Barbour’s political legacy in Mississippi is in systematically completing the state’s transition to solid Republican dominance. It was happening, but he accelerated the process.
In the past eight years, while his base was in Mississippi, he never left the D.C. orbit. In the latter half of his second term he resumed an even greater role in reshaping the national GOP message. He was a major architect of Republican successes in the 2010 elections.
For reasons still not fully known, he backed off a presidential run just when it appeared he might have a fighting chance for the nomination – even at a time when establishment Republican figures like himself were under suspicion in the hinterlands.
So back to Washington he goes, returning to his old lobbying firm to make some money and to the road to make some more money making speeches.

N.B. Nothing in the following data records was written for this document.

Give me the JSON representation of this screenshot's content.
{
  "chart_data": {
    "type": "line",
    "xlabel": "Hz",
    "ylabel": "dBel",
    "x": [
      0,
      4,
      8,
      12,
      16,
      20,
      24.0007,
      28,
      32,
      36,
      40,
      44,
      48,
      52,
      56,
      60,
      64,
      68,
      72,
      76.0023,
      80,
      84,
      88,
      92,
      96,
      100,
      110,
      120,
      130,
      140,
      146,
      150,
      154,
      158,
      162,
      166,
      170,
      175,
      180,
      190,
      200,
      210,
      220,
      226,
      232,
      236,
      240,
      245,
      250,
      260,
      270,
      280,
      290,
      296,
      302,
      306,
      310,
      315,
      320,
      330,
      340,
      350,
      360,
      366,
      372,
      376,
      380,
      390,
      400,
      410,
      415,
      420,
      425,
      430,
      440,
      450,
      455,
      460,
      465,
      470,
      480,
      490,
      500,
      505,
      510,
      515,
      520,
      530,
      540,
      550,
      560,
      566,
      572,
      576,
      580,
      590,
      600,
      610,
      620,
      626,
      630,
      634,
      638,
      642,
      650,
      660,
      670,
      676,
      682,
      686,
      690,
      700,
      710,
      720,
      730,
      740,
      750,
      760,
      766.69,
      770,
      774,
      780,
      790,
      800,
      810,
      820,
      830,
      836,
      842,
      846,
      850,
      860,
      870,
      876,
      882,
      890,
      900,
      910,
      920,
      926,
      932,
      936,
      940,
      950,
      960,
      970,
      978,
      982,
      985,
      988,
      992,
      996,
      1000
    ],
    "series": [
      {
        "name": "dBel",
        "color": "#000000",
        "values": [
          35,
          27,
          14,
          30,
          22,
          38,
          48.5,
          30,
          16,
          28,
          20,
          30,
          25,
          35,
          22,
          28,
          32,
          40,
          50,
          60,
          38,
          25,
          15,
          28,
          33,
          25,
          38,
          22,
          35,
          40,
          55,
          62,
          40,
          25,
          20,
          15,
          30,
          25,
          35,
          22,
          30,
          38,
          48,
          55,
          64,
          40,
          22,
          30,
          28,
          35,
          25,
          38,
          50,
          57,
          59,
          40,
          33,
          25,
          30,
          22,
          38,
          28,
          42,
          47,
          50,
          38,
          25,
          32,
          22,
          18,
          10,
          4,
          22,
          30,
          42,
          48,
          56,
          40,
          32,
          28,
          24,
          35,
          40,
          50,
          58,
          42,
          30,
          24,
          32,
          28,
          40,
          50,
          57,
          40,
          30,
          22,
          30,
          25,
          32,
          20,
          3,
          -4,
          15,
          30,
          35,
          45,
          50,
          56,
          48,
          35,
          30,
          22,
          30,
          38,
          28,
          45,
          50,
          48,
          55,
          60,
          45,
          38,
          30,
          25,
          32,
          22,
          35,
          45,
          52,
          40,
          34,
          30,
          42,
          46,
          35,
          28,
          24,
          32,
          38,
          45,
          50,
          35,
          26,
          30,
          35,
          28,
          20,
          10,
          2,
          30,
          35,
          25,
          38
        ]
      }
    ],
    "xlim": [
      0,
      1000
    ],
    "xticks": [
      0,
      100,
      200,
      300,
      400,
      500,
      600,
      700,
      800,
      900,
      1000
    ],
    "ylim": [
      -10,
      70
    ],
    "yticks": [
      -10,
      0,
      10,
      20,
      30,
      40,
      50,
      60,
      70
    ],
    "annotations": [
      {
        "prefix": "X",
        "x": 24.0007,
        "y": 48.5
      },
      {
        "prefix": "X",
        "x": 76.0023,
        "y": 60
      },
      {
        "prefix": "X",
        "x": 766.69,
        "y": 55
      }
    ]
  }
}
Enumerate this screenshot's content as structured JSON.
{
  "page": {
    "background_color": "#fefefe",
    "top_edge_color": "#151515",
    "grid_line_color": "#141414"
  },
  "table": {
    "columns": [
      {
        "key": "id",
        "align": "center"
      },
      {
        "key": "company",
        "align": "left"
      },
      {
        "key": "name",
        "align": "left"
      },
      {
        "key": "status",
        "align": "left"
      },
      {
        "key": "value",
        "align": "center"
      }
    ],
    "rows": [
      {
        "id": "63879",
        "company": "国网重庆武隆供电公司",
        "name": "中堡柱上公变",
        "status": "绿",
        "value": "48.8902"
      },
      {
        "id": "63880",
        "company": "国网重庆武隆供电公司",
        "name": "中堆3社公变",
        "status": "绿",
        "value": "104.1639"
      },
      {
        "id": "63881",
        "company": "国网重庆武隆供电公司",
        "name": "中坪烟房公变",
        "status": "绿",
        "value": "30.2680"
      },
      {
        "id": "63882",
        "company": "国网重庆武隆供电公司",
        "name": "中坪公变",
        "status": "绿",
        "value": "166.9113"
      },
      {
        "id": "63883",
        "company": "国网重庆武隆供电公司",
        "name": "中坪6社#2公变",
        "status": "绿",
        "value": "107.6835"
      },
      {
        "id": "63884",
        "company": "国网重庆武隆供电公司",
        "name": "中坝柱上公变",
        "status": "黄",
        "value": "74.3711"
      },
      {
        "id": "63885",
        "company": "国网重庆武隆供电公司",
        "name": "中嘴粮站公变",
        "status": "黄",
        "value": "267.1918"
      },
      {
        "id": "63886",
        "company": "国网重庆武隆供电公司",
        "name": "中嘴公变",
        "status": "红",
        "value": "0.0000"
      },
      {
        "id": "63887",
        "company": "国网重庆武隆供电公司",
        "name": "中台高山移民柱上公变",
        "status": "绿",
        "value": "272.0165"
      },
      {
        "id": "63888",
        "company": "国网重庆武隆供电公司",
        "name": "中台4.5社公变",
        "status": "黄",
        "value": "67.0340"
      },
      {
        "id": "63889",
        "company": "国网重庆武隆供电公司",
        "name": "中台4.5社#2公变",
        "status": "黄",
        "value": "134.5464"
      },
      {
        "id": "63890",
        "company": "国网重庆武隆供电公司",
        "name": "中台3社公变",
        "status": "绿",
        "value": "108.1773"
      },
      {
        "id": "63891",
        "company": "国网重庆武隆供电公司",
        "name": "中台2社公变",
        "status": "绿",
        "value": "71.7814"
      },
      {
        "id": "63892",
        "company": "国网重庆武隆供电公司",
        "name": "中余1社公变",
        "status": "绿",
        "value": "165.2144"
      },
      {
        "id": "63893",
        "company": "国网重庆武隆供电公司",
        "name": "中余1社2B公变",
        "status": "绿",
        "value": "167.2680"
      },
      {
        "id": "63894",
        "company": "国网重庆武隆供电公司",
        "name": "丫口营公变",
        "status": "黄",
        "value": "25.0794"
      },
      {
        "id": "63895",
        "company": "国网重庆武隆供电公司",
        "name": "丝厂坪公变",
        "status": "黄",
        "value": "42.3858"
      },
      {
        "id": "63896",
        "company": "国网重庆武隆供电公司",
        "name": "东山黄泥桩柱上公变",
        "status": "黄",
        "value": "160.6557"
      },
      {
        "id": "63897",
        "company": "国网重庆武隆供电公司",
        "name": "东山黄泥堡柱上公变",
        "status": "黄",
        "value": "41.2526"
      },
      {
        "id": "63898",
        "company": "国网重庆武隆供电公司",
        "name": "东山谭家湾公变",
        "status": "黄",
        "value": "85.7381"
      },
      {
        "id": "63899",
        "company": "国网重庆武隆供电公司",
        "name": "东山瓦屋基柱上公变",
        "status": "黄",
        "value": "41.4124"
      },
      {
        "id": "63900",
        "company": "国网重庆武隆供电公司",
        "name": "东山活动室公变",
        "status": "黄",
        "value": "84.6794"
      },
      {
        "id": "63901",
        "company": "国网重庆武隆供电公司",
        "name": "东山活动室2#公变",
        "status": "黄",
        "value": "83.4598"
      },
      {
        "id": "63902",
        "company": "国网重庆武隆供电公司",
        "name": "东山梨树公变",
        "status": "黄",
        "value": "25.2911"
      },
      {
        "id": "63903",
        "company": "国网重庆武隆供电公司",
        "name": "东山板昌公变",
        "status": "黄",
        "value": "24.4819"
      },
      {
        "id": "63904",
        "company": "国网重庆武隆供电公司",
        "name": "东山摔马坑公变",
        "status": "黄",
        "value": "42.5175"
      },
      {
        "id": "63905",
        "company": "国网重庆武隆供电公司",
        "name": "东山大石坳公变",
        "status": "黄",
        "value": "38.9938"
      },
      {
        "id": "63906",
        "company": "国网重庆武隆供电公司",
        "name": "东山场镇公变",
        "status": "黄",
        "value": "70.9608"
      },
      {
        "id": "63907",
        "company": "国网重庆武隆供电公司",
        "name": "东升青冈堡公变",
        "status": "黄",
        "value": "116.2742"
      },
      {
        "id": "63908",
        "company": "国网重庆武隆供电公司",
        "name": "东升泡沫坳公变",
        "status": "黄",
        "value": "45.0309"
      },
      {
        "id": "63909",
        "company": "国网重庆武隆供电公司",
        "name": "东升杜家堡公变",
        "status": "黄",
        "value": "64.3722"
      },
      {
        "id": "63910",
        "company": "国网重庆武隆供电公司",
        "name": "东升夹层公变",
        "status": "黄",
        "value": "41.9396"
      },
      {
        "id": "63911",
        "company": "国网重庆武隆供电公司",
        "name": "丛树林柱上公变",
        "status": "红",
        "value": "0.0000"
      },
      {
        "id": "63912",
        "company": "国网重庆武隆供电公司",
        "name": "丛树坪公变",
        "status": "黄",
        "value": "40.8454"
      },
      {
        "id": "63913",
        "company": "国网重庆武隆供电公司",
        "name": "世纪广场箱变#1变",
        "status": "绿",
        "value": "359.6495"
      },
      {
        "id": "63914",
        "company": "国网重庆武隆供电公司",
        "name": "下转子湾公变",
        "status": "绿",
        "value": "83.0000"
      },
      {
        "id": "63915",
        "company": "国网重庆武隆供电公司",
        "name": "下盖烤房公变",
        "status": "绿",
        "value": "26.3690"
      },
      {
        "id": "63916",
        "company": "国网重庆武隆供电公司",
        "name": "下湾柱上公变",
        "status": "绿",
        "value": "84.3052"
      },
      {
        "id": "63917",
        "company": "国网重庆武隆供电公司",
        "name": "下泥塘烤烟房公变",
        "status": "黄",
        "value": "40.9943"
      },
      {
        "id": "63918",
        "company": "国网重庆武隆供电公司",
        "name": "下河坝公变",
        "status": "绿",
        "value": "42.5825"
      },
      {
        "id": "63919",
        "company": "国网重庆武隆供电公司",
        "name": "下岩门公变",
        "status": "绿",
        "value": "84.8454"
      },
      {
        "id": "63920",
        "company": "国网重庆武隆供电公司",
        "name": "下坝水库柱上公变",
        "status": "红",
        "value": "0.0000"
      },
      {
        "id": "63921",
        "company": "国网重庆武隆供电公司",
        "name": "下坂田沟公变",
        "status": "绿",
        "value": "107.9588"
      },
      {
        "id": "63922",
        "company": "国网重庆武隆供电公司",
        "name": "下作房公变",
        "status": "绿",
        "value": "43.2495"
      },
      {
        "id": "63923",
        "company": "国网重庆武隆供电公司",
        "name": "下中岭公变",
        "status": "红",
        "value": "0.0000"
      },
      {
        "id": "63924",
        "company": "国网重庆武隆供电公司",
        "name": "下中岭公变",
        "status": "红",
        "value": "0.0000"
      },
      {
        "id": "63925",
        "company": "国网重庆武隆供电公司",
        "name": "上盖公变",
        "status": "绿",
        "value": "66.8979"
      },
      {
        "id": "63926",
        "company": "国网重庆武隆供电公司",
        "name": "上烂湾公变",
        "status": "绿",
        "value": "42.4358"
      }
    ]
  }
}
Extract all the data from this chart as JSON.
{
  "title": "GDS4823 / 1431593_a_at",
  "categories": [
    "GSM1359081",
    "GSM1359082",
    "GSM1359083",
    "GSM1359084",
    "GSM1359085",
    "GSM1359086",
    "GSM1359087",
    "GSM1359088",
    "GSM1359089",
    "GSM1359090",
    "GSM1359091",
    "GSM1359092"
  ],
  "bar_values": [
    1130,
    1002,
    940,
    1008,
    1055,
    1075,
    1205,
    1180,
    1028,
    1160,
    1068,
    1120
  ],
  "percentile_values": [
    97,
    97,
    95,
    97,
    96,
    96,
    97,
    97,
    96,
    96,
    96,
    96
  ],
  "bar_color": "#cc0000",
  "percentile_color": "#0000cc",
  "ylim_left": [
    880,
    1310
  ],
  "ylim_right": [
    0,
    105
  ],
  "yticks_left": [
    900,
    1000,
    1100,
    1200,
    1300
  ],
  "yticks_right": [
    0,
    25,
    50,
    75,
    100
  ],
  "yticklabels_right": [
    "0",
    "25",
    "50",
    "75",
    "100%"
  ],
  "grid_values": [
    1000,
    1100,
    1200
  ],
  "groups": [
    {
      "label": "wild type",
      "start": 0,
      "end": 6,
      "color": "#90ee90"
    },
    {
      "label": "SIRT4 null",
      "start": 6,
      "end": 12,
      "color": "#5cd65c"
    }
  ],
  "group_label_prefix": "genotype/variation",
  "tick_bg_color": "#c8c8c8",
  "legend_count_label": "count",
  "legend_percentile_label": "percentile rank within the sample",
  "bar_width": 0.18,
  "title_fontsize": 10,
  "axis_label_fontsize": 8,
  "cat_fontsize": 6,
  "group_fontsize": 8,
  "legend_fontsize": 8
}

That’s what Marsha wants him to do, he says.
It’s an unprecedented historical situation for Mississippi. We’ve had, in effect, a governor on leave from Washington for the last eight years. That’s not to discount his strong connection to Mississippi and his clear knowledge and astute understanding of the state. But Haley Barbour is a creature of Washington, and it’s fitting that he will again take up residence there.
I first met him in the 1970s when he was an up-and-coming Mississippi political operative and strategist and I was a political reporter, and his sharp mind and easy-going charm and personableness of those years never waned. Anyone who knew him back then wasn’t surprised by his rapid ascendancy in Republican circles.
The only questionable strategic political move in Barbour’s career was his challenge as a young man of the legendary and venerated Sen. John Stennis in 1982. But even that unsuccessful race, which until he ran for governor 21 years later was the only time he’d sought elective office, bolstered Barbour’s partisan credentials since no other Republican was willing to take on the Democratic legend.
Haley Barbour has always been who he is – a consummate political mind who enjoys the challenges of politics, even the fights, but who can hold on to friends of varying political persuasions. As his tour of duty in his original home ends, a new chapter in his adopted home begins. There’s no doubt that Washington will feel his presence.